Axon shape as a basis for multinode functional units in a hierarchical neural model

Abstract

The ability of animals to perform fixed action patterns and to access information by categories suggests that there are several types of hierarchical organization in the nervous system. This paper employs data about axon shape and neurotransmitter effect to demonstrate the emergence of hierarchical structure in a neural model. Two dimensions of neural classification, axon shape and neurotransmitter effect, are used to generate a five-node-type neural model. Neurons are classified as interneurons, relay cells, and monoamine transmitters on the basis of axon shape; the transmitter classifications include excitatory, inhibitory, and parameter-changing. The five types of nodes in the model correspond to all the biologically observed combinations: excitatory and inhibitory short-range, excitatory and inhibitory long-range-directional, and long-lasting long-range-diffuse nodes. The emergence of multinode functional units (MFUs) from the five-node-type model is mathematically demonstrated. These units correspond to cortical columns anatomically defined by the axon fields of relay cells, and are called columnar multinode functional units (CMFUs). CMFUs may, in turn, be part of larger functional groups designated coherent populations, which consist of widely distributed CMFUs in retinotopically equivalent locations.
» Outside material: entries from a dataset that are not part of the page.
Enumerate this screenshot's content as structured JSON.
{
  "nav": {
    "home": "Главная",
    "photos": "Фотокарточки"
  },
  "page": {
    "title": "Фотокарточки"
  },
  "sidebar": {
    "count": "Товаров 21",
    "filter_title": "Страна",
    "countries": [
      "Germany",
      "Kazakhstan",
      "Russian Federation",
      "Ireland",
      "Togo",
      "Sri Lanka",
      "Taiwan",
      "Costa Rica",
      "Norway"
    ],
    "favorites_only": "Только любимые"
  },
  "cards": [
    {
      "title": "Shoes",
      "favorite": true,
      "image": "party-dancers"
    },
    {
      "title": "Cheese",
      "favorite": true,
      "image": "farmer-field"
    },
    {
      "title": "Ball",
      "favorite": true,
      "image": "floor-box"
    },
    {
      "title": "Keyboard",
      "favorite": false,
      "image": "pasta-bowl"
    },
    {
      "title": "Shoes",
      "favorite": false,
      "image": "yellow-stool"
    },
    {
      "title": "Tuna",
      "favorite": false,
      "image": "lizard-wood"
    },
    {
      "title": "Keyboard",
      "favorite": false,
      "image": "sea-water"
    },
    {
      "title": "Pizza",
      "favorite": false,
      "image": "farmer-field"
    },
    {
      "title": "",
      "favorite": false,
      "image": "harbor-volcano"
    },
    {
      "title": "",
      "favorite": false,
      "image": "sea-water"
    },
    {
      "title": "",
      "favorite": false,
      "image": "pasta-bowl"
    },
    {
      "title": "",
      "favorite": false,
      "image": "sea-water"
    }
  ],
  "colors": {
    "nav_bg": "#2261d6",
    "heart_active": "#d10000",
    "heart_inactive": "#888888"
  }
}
The existence of coherent populations imposes a three-level hierarchical structure on the model. To represent this hierarchical structure, a new type of CMFU node, which has a set of vector-valued inputs and outputs, is introduced. Each CMFU node contains a system of short-range nodes which supplies it with vector-valued inputs. Sets of long-range-diffuse nodes are also treated as vector-valued nodes whose outputs control the size and number of coherent populations. The role of coherent populations and hierarchical organization in the nervous system is discussed for such cognitive tasks as visual perception, attention and learning. Physiological and behavioral evidence are cited which support the existence of a similar three-level hierarchy in vertebrate brains.